The Australia, Weekend Magazine, No Internet Text
So when my 13-year-old invited a few girlfriends around for a sleepover, I was happy to take a phone call from a fellow member of the Gay! community. She asked the usual questions. Would there be an adult at home? Should the girls bring pillows? And … oh yes, would alcohol be served?
At a slumber party for 13-year-olds?” I repeated incredulously. You can’t be serious. Of course I’ll be drinking.
There was a longish sort of pause before I realised she meant the girls. (Gulp!) The girls who can barely multiply fractions, and who take turns pouring the popcorn into the popcorn maker (it’s that much of a thrill). The girls who talk about boyfriends as if they were trout (omigod! I got one!!), who can still be observed conversing earnestly with a stuffed toy, or playing “shops” with a pretend credit card (just like mummy’s).
After I assured her I would be more likely to hire strippers to celebrate the pug’s 18th, the mother told me that her daughter had recently spent the night with a friend whose father admitted he’d “given in” and shared a few cocktails with them. He was recently separated, she added. From what, I couldn’t help wondering. His cerebral cortex?

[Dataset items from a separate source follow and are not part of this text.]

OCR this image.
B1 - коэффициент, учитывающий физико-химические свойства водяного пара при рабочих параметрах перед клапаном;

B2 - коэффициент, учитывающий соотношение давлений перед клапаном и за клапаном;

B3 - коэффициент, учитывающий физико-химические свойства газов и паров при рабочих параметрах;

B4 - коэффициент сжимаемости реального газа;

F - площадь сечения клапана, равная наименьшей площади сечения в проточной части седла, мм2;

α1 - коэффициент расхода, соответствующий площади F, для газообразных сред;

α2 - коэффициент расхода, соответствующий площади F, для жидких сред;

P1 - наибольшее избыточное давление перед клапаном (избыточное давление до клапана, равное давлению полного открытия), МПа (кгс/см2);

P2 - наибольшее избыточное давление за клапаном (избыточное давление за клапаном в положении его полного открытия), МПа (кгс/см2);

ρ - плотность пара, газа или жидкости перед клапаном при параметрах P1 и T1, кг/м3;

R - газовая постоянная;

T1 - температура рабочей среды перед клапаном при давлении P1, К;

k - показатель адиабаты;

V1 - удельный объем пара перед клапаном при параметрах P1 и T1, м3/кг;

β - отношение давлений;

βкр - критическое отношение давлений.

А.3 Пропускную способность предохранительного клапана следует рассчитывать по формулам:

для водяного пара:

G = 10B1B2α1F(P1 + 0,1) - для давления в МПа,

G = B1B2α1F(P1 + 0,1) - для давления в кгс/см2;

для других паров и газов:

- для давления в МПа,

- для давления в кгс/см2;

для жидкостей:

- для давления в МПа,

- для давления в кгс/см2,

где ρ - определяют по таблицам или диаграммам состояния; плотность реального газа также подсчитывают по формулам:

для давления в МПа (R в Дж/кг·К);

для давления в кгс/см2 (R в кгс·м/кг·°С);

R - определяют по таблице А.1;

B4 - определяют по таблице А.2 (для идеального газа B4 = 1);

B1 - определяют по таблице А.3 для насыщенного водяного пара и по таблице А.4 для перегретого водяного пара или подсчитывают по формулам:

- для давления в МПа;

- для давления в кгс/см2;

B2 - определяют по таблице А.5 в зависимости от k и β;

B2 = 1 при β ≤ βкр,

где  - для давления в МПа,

The dad in question (let’s just call him AlcoPop), who lives in one of Perth’s most privileged postcodes, defended his hospitality with “they’d be doing it anyway, so they might as well do it at home, where it’s safe”. The irony is so strong you could get wasted on the fumes alone.
“Mean Girls!” barks the headline in our Sunday tabloid the next morning. “Drink-fuelled violence by young women is soaring.”
It’s a hot topic in papers all over the country. The violence may or may not be soaring, and the drink may or may not be fuelling it. But one fact is beyond dispute: we ladle out blame to teenage girls like cheap punch at an after party, while the more confronting debate about alcopops (and alco-mums as well) stays stoppered.